Seebohm Rowntree

Seebohm Rowntree

Benjamin Seebohm Rowntree was born in York on 7th July, 1871. He was the third child of Joseph Rowntree and Emma Seebohm. He was educated at the York Quaker Boarding School and Owen College, Manchester.

In 1897 Rowntree was appointed as a director of his father's successful business in York. Like his father, Seebohm believed it was his duty to help the poor and disadvantaged. On Sundays he taught at the York Adult School. He also visited the homes of his students and obtained first-hand knowledge of their problems.

In the 1860s Joseph Rowntree, had carried out two major surveys into poverty in Britain. Inspired by his father's work and the study by Charles Booth, Life and Labour of the People in London (1889), Seebohm Rowntree decided to carry out his own investigations into poverty in York. Rowntree spent two years on the project and the results of his study, Poverty, A Study of Town Life, was published in 1901.

In his study, Rowntree distinguished between families suffering from primary and secondary poverty. Primary poverty, he argued, was where the family lacked the earnings sufficient to obtain even the minimum necessities, whereas families suffering from secondary poverty, had earnings that were sufficient, but were spending some of that money on other things. Whereas some of these were "useful", others, like spending on alcohol, was "wasteful".

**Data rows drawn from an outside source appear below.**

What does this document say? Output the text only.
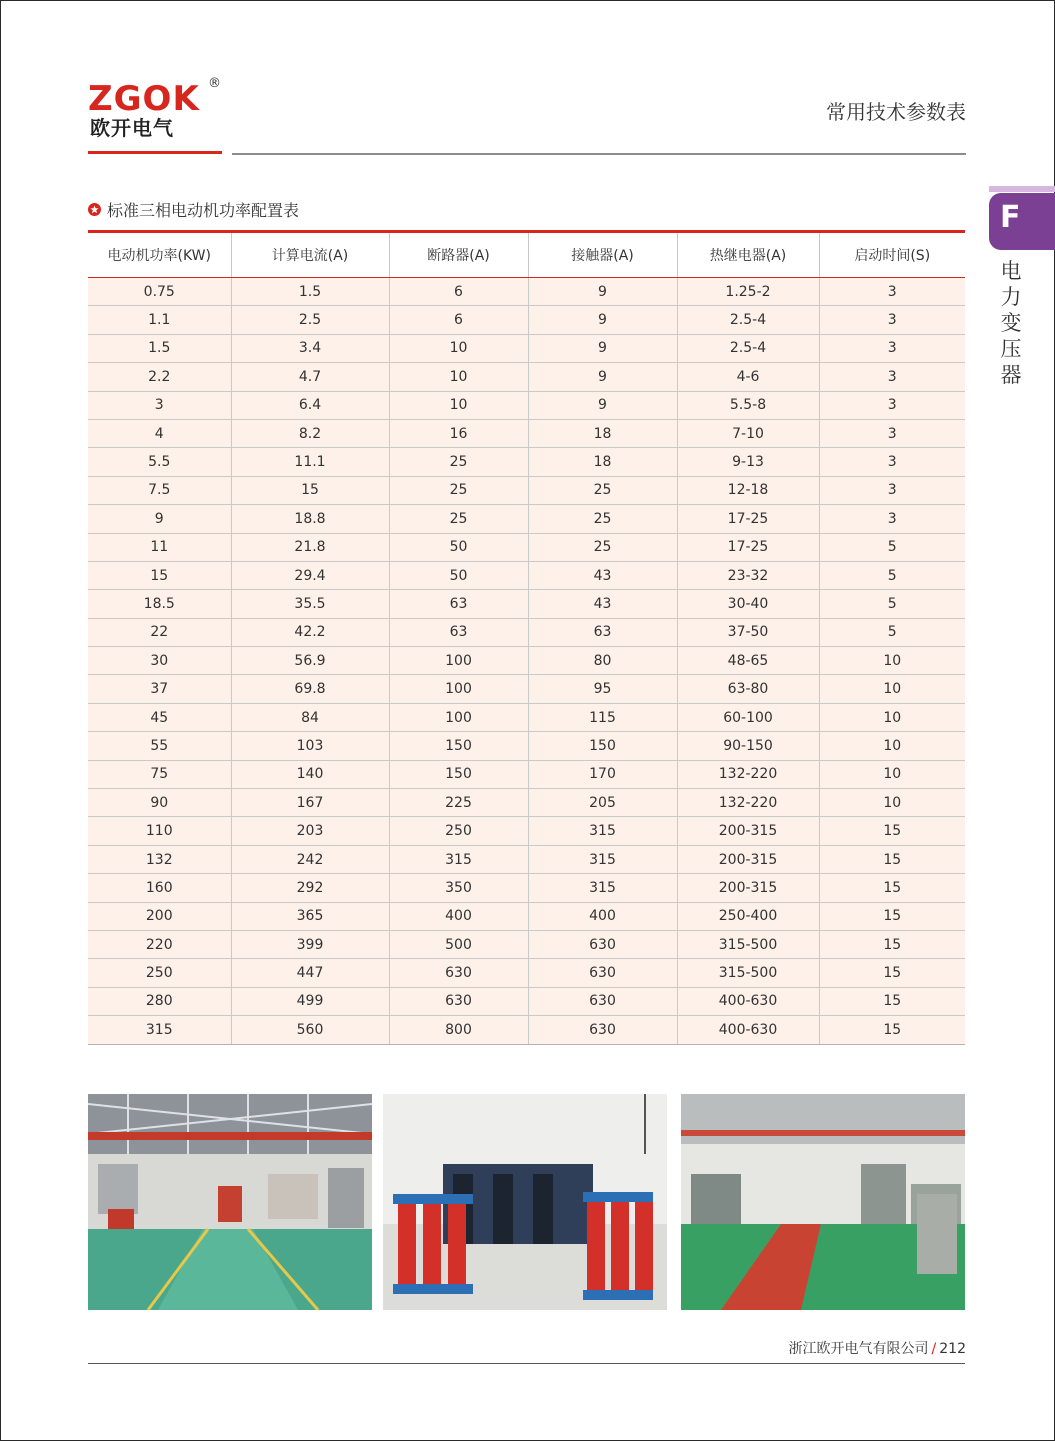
ZGOK ®
欧开电气
常用技术参数表
F
电力变压器
标准三相电动机功率配置表
电动机功率(KW)	计算电流(A)	断路器(A)	接触器(A)	热继电器(A)	启动时间(S)
0.75	1.5	6	9	1.25-2	3
1.1	2.5	6	9	2.5-4	3
1.5	3.4	10	9	2.5-4	3
2.2	4.7	10	9	4-6	3
3	6.4	10	9	5.5-8	3
4	8.2	16	18	7-10	3
5.5	11.1	25	18	9-13	3
7.5	15	25	25	12-18	3
9	18.8	25	25	17-25	3
11	21.8	50	25	17-25	5
15	29.4	50	43	23-32	5
18.5	35.5	63	43	30-40	5
22	42.2	63	63	37-50	5
30	56.9	100	80	48-65	10
37	69.8	100	95	63-80	10
45	84	100	115	60-100	10
55	103	150	150	90-150	10
75	140	150	170	132-220	10
90	167	225	205	132-220	10
110	203	250	315	200-315	15
132	242	315	315	200-315	15
160	292	350	315	200-315	15
200	365	400	400	250-400	15
220	399	500	630	315-500	15
250	447	630	630	315-500	15
280	499	630	630	400-630	15
315	560	800	630	400-630	15
浙江欧开电气有限公司 / 212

Rowntree's study provided a wealth of statistical data on wages, hours of work, nutritional needs, food consumed, health and housing. The book illustrated the failings of the capitalist system and argued that new measures were needed to overcome the problems of unemployment, old-age and ill-health.

Rowntree, a strong supporter of the Liberal Party, hoped that the conclusions that he had drawn from his study would be adopted as party policy. David Lloyd George, President of the Board of Trade, met Rowntree in 1907 and the two became close friends. The following year Lloyd George became Chancellor of the Exchequer and introduced a series of reforms influenced by Rowntree, including the Old Age Pensions Act (1908) and the National Insurance Act (1911).

David Lloyd George asked Rowntree to carry out a study of rural conditions in Britain. His report, The Land, published in 1913, argued that an increase in small landholdings would make agriculture more efficient and productive. In 1913 Rowntree also published How the Labourer Lives, a detailed study of fifty-two farming families.

Seebohm Rowntree believed that healthy and well-fed workers, were also efficient workers. Working closely with his father, Joseph Rowntree, Seebohm introduced a series of reforms at his own company. One change was an increase in wages for the 4,000 people the company employed. Seebohm argued that employers who refused to pay decent wages should be put out of business as their existence was bad for the "nation's economy and humanity".

In his book The Human Needs of Labour (1918) Rowntree argued strongly for a government enforced minimum wage and the introduction of family allowances. In The Human Factor in Business (1921), Seebohm urged employers to abandon their preferred style of autocratic management in industry. However, few companies followed Rowntree's example of establishing industrial democracy by the use of Works Councils.

In the 1930s Seebohm Rowntree carried out a second survey of York. In Progress and Poverty (1941), Rowntree argued that the city had experienced a fifty per cent reduction in poverty since his first study. He also pointed out that in the 1930s the main cause of poverty was unemployment, whereas in the 1890s it had been low wages. However, he argued that there was still much to be done and the conclusions of his report helped influence the policies of the post-war Labour Government. As a person said at the time, Rowntree's work made him the "Einstein of the Welfare State".

Rowntree published a third study of York in 1951. In Poverty and the Welfare State, Rowntree argued that the measures introduced by the Labour Government between 1945 and 1951 were dealing successfully with the worst aspects of poverty that he had recorded in his earlier studies. Benjamin Seebohm Rowntree died on 7th October, 1954.